We requested a visit with the prosecutor some time ago, but have received no response. We have also requested an in person visit with our daughter in prison, on three occasions, but those requests have had no response either. Currently we are able to visit with Shiva once a week but from behind a glass cabinet. It has been a long time since we had an in person visit with Shiva. I don’t know why the prosecutor does not allow us to have an in person visit with our loved one.
What is the situation of your daughter in the women’s public ward at Evin prison? Does she benefit from basic sanitary conditions in prison?
Shiva never complains. She did not complain when she was in Section 209 of Evin prison [managed by the Ministry of Intelligence] nor has she complained now that she is in the public ward at Evin.

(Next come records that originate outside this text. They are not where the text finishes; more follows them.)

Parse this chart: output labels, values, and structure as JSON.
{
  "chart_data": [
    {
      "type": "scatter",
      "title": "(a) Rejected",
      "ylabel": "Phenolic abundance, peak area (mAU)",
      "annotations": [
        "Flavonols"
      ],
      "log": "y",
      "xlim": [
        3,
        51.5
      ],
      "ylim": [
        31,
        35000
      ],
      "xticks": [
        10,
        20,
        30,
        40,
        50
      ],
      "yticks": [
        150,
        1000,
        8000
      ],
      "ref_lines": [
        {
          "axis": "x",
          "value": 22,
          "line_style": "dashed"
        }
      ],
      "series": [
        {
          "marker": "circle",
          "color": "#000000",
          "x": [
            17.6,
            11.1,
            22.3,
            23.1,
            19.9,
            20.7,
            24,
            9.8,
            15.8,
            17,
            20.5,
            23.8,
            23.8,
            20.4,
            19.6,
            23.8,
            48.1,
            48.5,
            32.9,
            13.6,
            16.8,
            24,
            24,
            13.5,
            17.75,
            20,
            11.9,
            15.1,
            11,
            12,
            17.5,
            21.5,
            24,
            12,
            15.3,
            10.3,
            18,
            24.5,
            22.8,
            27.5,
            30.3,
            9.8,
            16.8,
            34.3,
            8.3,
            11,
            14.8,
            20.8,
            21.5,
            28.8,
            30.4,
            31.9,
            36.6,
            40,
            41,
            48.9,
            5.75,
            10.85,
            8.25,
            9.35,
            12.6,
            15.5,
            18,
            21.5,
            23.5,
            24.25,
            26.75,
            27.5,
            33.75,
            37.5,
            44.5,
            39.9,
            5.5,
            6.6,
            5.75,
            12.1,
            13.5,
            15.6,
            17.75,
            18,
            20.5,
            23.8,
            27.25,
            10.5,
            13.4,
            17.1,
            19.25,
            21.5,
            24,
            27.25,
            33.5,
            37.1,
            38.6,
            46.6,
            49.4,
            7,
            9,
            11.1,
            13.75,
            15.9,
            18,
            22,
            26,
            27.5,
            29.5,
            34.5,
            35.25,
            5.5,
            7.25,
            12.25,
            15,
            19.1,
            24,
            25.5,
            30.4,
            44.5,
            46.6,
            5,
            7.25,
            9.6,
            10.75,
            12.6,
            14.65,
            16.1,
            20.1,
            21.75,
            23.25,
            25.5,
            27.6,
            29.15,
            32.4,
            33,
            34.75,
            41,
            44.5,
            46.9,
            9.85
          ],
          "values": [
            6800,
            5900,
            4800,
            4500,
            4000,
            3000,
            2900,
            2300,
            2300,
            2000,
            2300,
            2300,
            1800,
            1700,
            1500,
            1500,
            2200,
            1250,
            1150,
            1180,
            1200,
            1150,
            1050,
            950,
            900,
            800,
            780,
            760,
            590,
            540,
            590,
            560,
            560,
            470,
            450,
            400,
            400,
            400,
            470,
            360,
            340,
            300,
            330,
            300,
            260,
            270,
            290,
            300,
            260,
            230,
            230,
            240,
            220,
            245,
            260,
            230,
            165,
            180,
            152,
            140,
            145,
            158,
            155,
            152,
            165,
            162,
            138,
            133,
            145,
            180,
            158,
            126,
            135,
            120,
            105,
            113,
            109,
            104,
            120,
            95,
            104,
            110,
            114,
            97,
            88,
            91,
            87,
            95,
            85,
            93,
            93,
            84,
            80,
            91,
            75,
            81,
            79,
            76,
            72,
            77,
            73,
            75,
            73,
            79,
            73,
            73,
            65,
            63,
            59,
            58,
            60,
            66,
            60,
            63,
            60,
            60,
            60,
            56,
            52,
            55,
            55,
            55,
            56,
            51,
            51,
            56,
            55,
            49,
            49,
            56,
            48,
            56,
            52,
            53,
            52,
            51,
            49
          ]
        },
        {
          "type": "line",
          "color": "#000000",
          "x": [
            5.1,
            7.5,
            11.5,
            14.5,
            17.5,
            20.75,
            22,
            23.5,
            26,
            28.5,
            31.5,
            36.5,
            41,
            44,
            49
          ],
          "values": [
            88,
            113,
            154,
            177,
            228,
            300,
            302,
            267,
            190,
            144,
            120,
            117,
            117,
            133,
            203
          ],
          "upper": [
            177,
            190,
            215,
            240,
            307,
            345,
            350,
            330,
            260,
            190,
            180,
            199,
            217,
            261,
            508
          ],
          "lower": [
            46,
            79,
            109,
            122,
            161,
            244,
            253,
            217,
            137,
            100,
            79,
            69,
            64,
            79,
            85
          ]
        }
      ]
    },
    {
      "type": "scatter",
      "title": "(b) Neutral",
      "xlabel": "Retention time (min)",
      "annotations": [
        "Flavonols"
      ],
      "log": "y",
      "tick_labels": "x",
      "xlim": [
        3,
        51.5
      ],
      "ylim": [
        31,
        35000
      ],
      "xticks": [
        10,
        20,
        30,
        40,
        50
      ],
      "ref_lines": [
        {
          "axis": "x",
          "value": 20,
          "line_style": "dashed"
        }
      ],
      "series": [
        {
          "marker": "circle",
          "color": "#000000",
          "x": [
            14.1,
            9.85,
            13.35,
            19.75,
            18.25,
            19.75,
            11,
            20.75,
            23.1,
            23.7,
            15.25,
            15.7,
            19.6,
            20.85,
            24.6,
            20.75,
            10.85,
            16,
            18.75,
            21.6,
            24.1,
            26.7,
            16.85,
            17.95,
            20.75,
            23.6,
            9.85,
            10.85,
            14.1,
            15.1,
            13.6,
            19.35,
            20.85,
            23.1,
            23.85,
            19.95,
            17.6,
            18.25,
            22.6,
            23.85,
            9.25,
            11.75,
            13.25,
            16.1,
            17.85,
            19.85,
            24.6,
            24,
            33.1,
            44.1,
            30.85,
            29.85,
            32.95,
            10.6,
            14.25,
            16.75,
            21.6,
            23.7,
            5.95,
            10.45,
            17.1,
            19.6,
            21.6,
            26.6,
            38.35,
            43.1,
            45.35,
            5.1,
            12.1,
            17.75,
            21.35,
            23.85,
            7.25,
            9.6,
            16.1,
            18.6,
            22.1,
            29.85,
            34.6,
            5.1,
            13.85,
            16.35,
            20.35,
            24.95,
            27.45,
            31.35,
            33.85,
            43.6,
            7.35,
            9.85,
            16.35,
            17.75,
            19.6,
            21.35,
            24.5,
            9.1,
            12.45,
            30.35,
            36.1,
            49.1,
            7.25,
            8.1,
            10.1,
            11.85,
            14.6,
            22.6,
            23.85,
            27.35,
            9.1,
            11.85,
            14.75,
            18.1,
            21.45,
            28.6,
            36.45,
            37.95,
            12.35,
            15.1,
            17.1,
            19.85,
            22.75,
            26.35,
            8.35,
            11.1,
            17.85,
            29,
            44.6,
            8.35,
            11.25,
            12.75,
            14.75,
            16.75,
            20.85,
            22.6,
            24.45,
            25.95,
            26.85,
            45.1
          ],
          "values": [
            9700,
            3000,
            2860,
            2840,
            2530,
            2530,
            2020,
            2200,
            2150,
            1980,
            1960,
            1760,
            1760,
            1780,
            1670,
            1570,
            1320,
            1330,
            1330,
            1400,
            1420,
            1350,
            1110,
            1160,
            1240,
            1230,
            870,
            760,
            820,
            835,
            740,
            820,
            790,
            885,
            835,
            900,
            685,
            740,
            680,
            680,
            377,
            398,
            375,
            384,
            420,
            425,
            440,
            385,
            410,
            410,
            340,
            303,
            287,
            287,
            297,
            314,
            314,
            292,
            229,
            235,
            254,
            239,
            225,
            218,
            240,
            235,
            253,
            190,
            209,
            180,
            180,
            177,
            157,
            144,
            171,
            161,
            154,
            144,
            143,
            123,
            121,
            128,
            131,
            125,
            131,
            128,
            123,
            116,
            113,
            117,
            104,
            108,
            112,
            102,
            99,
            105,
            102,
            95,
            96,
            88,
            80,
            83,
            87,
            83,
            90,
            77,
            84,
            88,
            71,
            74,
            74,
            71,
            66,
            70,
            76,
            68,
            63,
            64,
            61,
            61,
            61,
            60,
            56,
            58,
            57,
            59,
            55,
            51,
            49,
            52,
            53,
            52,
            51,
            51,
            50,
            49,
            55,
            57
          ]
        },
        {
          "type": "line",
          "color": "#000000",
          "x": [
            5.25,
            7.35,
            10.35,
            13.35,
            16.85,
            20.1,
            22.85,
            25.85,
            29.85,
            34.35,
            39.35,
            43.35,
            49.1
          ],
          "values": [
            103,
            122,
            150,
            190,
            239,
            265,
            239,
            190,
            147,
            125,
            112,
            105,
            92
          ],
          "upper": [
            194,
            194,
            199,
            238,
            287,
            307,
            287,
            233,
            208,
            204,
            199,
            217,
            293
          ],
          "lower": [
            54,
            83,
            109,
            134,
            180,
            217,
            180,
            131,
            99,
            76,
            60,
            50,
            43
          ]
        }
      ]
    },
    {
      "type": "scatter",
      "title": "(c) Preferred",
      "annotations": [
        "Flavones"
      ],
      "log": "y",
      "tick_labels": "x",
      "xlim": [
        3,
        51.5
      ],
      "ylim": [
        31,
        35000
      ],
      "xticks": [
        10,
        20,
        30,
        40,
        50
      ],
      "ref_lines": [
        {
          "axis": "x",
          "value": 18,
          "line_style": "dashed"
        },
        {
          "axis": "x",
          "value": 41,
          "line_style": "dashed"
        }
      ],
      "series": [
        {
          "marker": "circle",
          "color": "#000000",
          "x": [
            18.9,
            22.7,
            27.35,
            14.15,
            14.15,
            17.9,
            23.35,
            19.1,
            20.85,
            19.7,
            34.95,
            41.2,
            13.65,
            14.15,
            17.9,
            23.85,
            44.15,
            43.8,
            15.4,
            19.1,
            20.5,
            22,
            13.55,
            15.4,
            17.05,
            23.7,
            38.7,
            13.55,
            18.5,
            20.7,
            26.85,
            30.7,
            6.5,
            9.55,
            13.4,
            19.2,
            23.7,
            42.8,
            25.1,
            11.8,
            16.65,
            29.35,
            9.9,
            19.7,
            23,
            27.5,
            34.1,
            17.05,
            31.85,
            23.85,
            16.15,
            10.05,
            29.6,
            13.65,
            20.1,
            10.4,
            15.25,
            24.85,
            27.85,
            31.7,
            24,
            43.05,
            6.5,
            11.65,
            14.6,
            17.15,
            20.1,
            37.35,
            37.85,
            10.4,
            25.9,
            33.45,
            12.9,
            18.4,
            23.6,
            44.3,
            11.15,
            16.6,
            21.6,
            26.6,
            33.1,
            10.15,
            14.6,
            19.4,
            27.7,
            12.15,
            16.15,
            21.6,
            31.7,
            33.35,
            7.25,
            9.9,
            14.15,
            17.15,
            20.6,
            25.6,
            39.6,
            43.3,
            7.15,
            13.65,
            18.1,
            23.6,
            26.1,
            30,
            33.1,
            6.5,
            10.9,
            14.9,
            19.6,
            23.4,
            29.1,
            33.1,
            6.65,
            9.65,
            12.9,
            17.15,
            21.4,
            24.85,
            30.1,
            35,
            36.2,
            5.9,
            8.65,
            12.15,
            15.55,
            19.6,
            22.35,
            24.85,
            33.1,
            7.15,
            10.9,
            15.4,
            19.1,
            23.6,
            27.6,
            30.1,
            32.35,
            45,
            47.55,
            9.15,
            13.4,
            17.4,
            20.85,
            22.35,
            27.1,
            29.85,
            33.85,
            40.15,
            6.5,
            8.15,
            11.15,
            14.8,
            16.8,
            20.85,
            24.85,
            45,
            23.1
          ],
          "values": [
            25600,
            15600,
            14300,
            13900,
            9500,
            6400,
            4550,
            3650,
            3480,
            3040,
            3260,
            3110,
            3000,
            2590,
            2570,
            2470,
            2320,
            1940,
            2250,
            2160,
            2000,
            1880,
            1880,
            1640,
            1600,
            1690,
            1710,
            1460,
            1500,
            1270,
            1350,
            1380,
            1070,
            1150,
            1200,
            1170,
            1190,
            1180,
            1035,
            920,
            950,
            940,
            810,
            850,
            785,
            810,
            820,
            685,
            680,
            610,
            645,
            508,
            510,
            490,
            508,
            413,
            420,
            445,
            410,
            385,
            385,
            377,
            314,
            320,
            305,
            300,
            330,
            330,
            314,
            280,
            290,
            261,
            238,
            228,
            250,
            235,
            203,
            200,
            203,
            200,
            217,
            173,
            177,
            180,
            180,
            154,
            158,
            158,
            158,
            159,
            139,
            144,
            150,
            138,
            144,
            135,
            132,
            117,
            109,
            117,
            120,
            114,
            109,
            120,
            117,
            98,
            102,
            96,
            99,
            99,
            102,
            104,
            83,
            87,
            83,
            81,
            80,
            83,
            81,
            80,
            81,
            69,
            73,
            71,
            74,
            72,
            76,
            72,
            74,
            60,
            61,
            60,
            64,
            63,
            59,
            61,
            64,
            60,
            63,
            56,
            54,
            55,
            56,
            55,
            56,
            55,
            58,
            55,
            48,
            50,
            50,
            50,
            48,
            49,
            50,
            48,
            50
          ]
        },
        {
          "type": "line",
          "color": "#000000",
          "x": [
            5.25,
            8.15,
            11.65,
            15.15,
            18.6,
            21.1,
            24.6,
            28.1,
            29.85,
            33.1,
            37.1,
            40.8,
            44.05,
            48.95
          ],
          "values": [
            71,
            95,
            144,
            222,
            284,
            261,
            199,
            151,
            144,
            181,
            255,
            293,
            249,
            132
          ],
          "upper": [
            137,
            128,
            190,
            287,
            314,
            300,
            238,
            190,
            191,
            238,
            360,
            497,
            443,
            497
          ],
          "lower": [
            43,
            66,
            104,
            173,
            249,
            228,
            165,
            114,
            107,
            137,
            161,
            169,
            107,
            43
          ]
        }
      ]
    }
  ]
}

She is currently sharing a prison cell with 26 other female prisoners. The room has only 21 beds, meaning that 5 prisoners have to sleep on the floor and Shiva is one of the ones sleeping on the floor. There is always a shortage of water in this ward and the water is turned off regularly. They only have water for 2-3 hours a day. Sanitary conditions at the Ward are poor, and there is a serious problem with lice. The food given to prisoners of this Ward is not nutritious. There is no fruit available even at the prison store. For example, Shiva told us that 26 people shared a single melon. The store at the prison only sells canned food, which we all know is not nutritious. For this reason, I am worried about my daughter’s health. Despite all the hardships she endures, Shiva never complains and says that she is fine.
So it seems that your daughter’s emotional health is fine?
Yes. Shiva is resilient and she never complains about anything. But the indeterminate state of the case pending against her has worried all of us.
What is your request, if any, of those in charge of Shiva’s case?
I ask all court officials and interrogators to follow up her case, so that her situation is clarified and a court date scheduled. Shiva has put up a bail amount of 200 Million Tomans (roughly $200,000) for her conditional release from prison the first time she was arrested in June. We hope that after her court hearing is held and given that the bail amount is still in place, she will be conditionally released or will be allowed temporary leave so she can come home to her family.